Attention Deficit Disorder/Attention Deficit Hyperactivity Disorder sounds like it’s just about distractibility and hyperactivity. But it’s only if your child is in trouble at home or school because of her distractibility and hyperactivity that she has ADD/ADHD.
And a child in trouble means a mother in trouble. A therapist who works with special-needs children told me every mother of an ADD/ADHD child has a similar tale of woe and has spent lots of time crying over her child.
But some mothers - and their children - end up doing very well. Here is what sets these women apart from the others, and what can you do to become one of the people who not only survive ADD/ADHD in the family but turn it to their benefit:
Every ADD/ADHD characteristic in your child is a positive trait that has been carried to an extreme: energy becomes hyperactivity, creative free-association becomes distractibility, spontaneity becomes impulsivity. Successful mothers know this and are always looking for ways to manage what is negative while being careful not to destroy what is positive.
Some mothers choose to home-school their children so that their education is tailored to their strengths. Others supplement school with other activities their children enjoy and are good at. Others find through painful experience that their children will be rejected in mainstream schools, but that they can do very well in special schools with lots of practical activity.
Whatever you choose to do, focusing on what is good in your child will always help you and your child.
The Bible says that a cheerful heart is good for the soul. Your cheerful heart can be medicine for your child’s soul. So be cheerful. And if you don’t feel cheerful, pretend. All good teachers know that children will learn much better from a happy, even-tempered teacher, and this is something parents need to know too.
Even autistic children respond better to a smiling, cheerful face - Ivar Lovaas, who worked very successfully with autistic children, noted that a teacher can help these children only when she enjoys the time she spends with them. It is not very different for ADD/ADHD children – you need to learn to enjoy their craziness, smile and laugh with them a lot, and show by your attitude that no problem is insoluble. You will feel much better, and your child will absorb your attitude. Sooner or later, the results will show.
I used to expect commendation for my choice to put off my career in order to help my autistic son – till a psychologist who works with special children and their families told me, in effect, to get a life for myself. This advice works for ADD/ADHD mothers also. Of course, your child is important, and you need to spend time with her, but you will find that focusing on the positive and being cheerful are much easier when you have something interesting apart from your child and your family in your life.
Once I started writing, while juggling home and career was a problem, I found myself networking with other people more and getting more support for me and for my son. I also felt better about myself – the positive response I got for my articles was very different from all the negativity about my son I had been living with, and this helped both of us. I saw something similar among all the mothers whose children were in the same special school, whatever the particular disorder they were living with.
It need not be a full-time career that you take up but do something you like either part-time or from home. Or do some social work. Every mother needs to find her own balance and what works for her and for her child.
Social difficulties are a big part of what makes ADD/ADHD so difficult to live with. When you take care to nurture your connections with friends and family, not only do you get more support bringing up your child, but your child herself will see in you a model for making and keeping friends.

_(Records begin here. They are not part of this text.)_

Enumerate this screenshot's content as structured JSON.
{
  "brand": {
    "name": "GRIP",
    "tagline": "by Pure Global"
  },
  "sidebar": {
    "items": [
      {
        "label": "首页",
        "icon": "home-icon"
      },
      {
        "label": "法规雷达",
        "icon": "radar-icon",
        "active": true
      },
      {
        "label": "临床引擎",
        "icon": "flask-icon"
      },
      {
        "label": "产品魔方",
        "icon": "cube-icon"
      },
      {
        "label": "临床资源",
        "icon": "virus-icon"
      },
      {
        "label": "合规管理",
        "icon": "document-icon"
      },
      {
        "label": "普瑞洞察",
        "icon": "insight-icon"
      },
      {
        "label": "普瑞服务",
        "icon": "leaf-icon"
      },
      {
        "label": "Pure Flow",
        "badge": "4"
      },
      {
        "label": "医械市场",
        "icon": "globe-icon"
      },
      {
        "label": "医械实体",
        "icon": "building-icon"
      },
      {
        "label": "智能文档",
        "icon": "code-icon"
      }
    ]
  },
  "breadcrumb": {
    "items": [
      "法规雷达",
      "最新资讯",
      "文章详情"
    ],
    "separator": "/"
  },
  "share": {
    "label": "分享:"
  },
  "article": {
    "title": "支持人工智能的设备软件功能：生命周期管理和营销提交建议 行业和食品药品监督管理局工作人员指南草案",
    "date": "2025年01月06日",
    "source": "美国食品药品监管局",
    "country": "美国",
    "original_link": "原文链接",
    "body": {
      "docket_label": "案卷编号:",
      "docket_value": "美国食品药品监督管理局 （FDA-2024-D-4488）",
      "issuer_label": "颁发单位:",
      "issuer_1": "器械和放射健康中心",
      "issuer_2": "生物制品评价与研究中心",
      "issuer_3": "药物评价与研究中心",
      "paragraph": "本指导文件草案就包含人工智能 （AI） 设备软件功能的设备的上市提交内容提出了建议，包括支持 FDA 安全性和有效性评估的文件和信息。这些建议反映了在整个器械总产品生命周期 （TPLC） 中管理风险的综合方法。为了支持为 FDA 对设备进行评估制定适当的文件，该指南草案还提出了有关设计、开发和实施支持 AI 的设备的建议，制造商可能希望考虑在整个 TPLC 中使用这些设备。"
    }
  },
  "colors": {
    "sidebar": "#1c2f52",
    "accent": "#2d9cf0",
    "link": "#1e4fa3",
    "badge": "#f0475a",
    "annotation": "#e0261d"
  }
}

Mothers who have a good resource of friends and relatives in place find the going easier. They are an informal but very effective support system, she can leave her child with them in emergencies (or even regularly sometimes), and they can teach children how to manage relationships with different kinds of people.
Maybe you are an ADD/ADHD adult yourself (you are likely to be if you have an ADD/ADHD child), and don’t know how to make friends. Remember being a friend is more about helping your neighbor when she needs you, and less about gossip and sharing secrets. Try to be a good friend, and you will make good friends.
If you are to take good care of your demanding ADD/ADHD child, you need to take care of yourself first. Remember the safety instructions you get at the beginning of every flight? If you have to use oxygen masks to breathe, put on one yourself first and then help your child. When you are careful to eat well, dress well, work at something you love, and build your relationships, not only do you feel better about yourself, but you are also being a good model for a child who is struggling.